The interesting point is that the fervent, understandable but very disorganized outrage of Mexico's religious people was encouraged by landowners and business people. Encouragement took the form of channeling arms and funds to the Cristeros, and by publishing inflammatory propaganda. Landowners sought to destabilize the government because the new Mexican Constitution of 1917 provided for the acquisition, dismantling and redistribution of very large landholdings to small, rural communities as part of the ejido (eh-HEE-do) program. Ejidos are explained at http://www.encyclopedia.com/doc/1E1-ejido.html.

What fascinates me is that this same theme occurs again and again throughout human history. The theme has two parts. First, a tiny minority stirs up and directs unfocused discontent among the masses. Second, consequences of the resulting violence turn out to be disastrous for the masses, but advantageous to the minority.

Even before the Cristero Rebellion Mexicans experienced the full force of the theme when a tiny band of outside-funded Spanish conquistadores manipulated the discontent of the Aztecs' neighboring tribes and lead them into rebellion against the Aztecs.
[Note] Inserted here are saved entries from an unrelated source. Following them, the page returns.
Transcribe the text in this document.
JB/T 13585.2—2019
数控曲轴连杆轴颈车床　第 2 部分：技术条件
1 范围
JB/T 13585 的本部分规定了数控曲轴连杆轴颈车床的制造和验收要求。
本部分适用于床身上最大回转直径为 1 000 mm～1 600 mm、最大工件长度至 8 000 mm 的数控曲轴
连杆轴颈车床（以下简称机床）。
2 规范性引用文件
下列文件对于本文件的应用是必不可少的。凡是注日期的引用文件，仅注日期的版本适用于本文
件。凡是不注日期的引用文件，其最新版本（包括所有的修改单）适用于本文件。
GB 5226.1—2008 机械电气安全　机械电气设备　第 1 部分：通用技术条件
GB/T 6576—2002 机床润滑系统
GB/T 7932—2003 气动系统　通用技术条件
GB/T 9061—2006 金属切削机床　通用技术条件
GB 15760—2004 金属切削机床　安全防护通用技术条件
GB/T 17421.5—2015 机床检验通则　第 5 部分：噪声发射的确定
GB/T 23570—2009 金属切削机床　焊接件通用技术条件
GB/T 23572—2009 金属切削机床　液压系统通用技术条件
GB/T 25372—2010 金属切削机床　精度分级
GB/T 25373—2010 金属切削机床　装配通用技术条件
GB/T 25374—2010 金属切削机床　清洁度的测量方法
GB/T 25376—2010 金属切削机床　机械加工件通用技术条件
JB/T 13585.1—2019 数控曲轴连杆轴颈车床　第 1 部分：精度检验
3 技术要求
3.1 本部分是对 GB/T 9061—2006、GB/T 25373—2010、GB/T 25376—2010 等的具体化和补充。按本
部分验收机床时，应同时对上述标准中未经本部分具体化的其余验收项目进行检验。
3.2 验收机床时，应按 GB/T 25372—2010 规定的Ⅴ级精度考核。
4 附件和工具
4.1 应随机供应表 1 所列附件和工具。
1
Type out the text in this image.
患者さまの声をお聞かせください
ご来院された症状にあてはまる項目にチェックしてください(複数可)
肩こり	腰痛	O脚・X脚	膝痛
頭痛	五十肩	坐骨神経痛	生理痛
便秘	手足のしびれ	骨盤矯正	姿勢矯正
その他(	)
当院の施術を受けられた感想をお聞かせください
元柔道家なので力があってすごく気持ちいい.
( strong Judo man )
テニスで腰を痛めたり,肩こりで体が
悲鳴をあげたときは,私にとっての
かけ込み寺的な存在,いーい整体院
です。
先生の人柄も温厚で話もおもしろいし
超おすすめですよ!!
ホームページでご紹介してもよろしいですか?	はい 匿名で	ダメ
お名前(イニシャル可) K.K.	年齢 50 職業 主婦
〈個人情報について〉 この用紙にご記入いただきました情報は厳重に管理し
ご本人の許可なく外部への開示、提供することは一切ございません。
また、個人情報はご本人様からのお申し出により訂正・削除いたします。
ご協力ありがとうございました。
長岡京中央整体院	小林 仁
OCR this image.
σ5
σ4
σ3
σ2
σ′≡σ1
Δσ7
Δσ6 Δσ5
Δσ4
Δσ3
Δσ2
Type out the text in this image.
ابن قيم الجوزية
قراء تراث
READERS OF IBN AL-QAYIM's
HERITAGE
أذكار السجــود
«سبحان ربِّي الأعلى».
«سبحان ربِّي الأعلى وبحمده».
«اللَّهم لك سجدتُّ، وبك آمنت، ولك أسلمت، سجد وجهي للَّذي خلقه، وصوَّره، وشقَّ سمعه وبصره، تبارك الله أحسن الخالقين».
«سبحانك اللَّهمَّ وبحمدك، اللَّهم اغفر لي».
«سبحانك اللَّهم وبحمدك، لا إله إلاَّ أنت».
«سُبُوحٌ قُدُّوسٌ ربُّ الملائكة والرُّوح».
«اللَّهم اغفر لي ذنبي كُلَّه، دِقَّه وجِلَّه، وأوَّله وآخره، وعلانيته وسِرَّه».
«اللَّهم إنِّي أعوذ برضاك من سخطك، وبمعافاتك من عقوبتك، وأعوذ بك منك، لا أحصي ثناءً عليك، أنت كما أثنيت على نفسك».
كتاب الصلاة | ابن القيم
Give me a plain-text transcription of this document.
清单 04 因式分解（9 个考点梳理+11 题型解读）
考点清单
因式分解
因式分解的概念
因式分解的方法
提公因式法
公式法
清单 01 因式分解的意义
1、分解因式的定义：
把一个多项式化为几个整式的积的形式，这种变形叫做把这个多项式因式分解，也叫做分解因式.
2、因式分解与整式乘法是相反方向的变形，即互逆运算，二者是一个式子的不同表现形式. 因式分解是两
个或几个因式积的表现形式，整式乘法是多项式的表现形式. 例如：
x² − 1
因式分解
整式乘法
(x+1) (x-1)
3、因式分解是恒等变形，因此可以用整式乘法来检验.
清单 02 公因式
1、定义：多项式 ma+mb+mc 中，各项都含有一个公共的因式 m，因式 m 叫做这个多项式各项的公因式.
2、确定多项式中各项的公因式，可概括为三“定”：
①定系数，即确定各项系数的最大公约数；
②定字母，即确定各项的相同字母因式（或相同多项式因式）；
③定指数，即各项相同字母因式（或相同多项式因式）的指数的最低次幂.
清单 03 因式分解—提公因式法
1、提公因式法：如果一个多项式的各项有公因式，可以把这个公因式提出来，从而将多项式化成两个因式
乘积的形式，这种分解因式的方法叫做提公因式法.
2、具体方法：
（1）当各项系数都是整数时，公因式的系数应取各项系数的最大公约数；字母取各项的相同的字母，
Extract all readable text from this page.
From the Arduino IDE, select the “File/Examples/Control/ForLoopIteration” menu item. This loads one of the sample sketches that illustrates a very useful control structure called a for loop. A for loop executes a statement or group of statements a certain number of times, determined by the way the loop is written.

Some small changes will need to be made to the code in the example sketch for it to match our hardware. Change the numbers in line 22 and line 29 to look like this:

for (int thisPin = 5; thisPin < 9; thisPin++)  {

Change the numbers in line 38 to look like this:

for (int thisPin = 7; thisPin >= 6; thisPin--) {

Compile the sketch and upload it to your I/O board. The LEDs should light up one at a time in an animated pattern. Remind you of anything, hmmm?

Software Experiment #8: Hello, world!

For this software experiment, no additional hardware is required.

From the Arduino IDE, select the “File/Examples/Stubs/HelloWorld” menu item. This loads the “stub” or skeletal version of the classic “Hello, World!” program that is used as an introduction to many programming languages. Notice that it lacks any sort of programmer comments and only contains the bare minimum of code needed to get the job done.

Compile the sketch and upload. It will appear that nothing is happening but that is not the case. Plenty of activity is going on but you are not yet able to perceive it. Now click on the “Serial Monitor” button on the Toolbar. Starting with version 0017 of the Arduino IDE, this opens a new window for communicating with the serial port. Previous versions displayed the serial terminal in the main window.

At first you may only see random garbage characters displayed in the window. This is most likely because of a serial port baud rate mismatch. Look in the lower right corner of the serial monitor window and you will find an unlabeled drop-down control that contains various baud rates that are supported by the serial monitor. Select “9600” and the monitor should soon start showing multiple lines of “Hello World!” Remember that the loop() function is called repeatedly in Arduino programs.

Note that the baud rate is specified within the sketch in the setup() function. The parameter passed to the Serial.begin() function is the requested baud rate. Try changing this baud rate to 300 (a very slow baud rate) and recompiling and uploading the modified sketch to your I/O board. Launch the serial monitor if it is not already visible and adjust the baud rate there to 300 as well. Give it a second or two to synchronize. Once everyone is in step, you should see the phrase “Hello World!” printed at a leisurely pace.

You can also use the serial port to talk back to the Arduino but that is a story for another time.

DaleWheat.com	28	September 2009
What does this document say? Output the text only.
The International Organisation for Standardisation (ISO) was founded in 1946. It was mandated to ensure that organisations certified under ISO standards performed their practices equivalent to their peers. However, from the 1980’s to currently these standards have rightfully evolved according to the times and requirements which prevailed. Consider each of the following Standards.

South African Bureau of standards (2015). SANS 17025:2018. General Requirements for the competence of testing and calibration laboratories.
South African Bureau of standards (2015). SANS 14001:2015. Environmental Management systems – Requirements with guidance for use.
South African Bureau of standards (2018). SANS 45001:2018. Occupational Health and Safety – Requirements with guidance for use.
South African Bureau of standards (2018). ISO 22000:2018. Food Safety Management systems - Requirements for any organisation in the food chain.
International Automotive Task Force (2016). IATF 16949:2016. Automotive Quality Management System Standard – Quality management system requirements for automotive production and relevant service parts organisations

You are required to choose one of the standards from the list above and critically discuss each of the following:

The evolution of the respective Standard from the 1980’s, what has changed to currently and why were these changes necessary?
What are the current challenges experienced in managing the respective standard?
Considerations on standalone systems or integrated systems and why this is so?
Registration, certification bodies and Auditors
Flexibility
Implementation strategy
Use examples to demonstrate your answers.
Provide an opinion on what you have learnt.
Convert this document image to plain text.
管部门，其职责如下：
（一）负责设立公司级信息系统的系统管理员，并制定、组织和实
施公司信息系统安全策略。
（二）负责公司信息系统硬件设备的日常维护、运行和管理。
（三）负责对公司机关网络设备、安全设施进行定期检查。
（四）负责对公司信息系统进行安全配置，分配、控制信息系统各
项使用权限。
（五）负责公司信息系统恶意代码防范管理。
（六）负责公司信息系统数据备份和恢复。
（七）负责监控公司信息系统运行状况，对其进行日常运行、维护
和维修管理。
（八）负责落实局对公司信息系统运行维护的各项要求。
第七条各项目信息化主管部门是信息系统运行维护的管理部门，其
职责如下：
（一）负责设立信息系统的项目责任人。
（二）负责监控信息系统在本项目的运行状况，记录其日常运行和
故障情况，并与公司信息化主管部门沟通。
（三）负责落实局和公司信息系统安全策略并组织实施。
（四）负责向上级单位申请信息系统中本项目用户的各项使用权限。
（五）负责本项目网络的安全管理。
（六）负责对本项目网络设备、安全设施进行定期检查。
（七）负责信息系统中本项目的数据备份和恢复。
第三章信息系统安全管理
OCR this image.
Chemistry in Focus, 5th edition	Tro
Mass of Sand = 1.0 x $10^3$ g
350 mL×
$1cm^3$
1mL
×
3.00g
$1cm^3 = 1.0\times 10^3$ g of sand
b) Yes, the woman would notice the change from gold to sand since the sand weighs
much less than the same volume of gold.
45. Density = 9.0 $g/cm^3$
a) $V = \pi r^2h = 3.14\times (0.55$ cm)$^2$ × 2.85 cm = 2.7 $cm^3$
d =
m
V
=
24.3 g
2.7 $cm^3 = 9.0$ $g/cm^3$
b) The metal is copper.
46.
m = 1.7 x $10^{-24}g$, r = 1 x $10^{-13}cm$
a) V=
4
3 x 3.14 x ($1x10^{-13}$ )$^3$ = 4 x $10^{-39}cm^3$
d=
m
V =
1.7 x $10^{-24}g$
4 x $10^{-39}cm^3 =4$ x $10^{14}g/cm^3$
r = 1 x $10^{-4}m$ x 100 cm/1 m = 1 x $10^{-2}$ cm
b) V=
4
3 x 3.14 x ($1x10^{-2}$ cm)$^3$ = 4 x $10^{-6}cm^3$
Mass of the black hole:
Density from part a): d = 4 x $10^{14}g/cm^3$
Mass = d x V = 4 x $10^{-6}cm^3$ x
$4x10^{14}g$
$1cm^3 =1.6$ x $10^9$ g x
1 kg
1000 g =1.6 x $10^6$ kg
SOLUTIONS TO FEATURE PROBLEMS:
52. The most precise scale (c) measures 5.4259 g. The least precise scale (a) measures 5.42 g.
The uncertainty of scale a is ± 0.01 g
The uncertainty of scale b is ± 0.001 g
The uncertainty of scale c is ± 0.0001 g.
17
The results were that the tiny Spanish minority ended up dominating not only the Aztecs but eventually nearly all of Mexico's indigenous peoples.

It was the same with the Nazis -- their funding by German industry, the way they stirred up the mass's patriotism and appealed to their less noble impulses, the unceasing program of misinformation and propaganda, and the subsequent disaster.

Some would say we needn't look so far back or so far away for other examples.

The historical periodicity, the uncanny way the same elemental forces converge again and again in so many strange and unforeseen permutations... It would be pretty the way a Bach fugue is pretty with its surprising variations on basic themes, were the theme's workings-out not always so very tragic.

That's what I saw so clearly when last Sunday I put my book down beneath the mesquite near Higueras.